As you are married, your marriage certificate is the strongest evidence along with photos from the wedding. Additionally, a few other photos from throughout your relationship, trip tickets, a selection of mails, Skype and text screen prints.


----------



## Husband & Wife (Jun 27, 2013)

I was advised by a lawyer that: "no piece of evidence is too small; if it can potentially help you, then include it in your application".


----------



## Joppa (Sep 7, 2009)

Husband & Wife said:


> I was advised by a lawyer that: "no piece of evidence is too small; if it can potentially help you, then include it in your application".


Yes, but use common sense. No ECOs will enjoy having to trawl through several hundred pages of Skype log just to be convinced that the couple kept in touch with each other.
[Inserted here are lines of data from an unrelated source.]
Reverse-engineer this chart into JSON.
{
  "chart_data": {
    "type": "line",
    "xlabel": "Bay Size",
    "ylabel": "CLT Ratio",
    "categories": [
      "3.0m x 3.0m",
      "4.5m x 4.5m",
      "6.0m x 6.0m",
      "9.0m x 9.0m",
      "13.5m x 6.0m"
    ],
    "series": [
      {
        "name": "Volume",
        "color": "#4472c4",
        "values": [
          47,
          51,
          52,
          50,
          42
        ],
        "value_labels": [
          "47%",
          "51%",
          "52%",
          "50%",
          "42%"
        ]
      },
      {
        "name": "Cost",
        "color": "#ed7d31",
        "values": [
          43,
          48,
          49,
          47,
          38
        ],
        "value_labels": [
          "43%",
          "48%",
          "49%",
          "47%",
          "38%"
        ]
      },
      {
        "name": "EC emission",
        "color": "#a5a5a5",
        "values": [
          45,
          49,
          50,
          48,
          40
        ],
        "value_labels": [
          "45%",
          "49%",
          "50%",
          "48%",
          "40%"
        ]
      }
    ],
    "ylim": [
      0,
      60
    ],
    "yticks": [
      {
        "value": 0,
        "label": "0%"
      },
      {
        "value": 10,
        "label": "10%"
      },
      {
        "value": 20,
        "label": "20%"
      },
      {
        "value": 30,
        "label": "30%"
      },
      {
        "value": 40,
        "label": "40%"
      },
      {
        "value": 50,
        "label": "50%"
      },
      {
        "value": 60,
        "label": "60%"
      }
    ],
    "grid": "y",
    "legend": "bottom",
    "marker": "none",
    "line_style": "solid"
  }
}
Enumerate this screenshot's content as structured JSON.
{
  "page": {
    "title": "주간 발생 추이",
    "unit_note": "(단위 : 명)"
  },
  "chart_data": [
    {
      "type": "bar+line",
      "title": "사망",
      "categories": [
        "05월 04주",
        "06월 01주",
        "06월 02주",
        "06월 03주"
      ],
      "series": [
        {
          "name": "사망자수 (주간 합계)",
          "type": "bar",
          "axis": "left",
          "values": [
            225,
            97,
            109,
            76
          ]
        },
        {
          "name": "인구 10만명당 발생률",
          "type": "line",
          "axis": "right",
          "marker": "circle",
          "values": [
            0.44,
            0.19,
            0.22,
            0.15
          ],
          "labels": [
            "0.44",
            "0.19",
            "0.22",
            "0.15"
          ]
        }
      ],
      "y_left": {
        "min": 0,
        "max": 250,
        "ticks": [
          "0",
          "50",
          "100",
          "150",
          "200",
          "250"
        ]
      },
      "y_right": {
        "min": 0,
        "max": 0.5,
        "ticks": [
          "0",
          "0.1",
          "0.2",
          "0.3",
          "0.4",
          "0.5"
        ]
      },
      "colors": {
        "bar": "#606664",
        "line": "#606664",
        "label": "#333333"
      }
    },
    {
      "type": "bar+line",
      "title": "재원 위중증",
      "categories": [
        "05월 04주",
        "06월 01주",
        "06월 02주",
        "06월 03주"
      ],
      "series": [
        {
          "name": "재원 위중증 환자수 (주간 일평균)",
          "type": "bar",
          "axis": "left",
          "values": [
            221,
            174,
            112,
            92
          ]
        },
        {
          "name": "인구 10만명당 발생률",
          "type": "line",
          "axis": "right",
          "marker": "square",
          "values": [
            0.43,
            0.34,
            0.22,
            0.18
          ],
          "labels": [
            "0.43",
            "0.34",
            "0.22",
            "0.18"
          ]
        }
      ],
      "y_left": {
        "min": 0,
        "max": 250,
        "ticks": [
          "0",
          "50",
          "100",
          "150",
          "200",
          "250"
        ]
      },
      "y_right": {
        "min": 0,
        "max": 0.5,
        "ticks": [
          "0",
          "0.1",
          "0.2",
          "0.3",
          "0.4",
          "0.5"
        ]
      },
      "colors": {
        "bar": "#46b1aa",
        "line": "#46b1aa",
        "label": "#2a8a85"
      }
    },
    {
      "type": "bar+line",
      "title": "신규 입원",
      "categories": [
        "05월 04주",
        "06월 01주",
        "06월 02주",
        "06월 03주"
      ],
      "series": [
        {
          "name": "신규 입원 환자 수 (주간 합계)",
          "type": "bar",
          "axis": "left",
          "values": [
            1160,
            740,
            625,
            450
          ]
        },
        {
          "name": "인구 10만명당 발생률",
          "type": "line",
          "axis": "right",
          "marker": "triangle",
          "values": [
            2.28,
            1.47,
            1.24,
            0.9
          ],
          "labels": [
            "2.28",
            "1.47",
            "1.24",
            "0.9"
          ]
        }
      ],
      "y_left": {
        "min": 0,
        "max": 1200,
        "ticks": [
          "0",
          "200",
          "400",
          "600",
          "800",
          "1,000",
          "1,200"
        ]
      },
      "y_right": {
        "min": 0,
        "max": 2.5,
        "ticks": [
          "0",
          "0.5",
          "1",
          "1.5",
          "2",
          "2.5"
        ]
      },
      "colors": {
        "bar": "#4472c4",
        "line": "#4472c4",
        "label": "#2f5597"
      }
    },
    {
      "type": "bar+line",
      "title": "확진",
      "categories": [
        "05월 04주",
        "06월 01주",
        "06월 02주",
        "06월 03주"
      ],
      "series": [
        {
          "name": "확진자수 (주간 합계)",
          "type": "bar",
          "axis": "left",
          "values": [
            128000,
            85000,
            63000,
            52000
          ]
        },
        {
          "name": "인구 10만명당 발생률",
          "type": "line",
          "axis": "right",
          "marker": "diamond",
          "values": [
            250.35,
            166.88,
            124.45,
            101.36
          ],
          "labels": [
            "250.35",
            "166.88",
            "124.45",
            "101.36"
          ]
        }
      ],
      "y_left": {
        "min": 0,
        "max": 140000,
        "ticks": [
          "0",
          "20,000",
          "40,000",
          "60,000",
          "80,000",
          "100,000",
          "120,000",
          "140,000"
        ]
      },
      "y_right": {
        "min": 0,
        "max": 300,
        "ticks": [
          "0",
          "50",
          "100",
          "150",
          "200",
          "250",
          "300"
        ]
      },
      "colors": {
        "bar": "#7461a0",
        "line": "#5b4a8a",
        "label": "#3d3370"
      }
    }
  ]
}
Just a few pieces of evidence for each half-year period will be enough. Same with photos.


----------



## cc9 (Oct 29, 2012)

Joppa said:


> Yes, but use common sense. No ECOs will enjoy having to trawl through several hundred pages of Skype log just to be convinced that the couple kept in touch with each other. Just a few pieces of evidence for each half-year period will be enough. Same with photos.


Am having the same dilemma , trying to provide enough relationship evidence without over burdening the ECO..
My solicitor also recommended providing as much evidence of contact as possible. 
It's hard when u are nervous someone might decide your relationship is not genuine or your contact isn't subsisting enough.
Have decided to go with the advice of the all knowing Joppa


----------



## Joppa (Sep 7, 2009)

The rule of thumb is, if you are trying to decide someone else's authenticity about relationship, what would you look for? If a period of relationship is 5 years, a few pieces of evidence for each 6-month period, 30 in total, should surely be sufficient. But if they have only known each other for a year, you want evidence from each month, several each, which will come to around 36 in all.


----------



## cc9 (Oct 29, 2012)

Thanks Joppa  that makes much more sense when you quantify it in that way


----------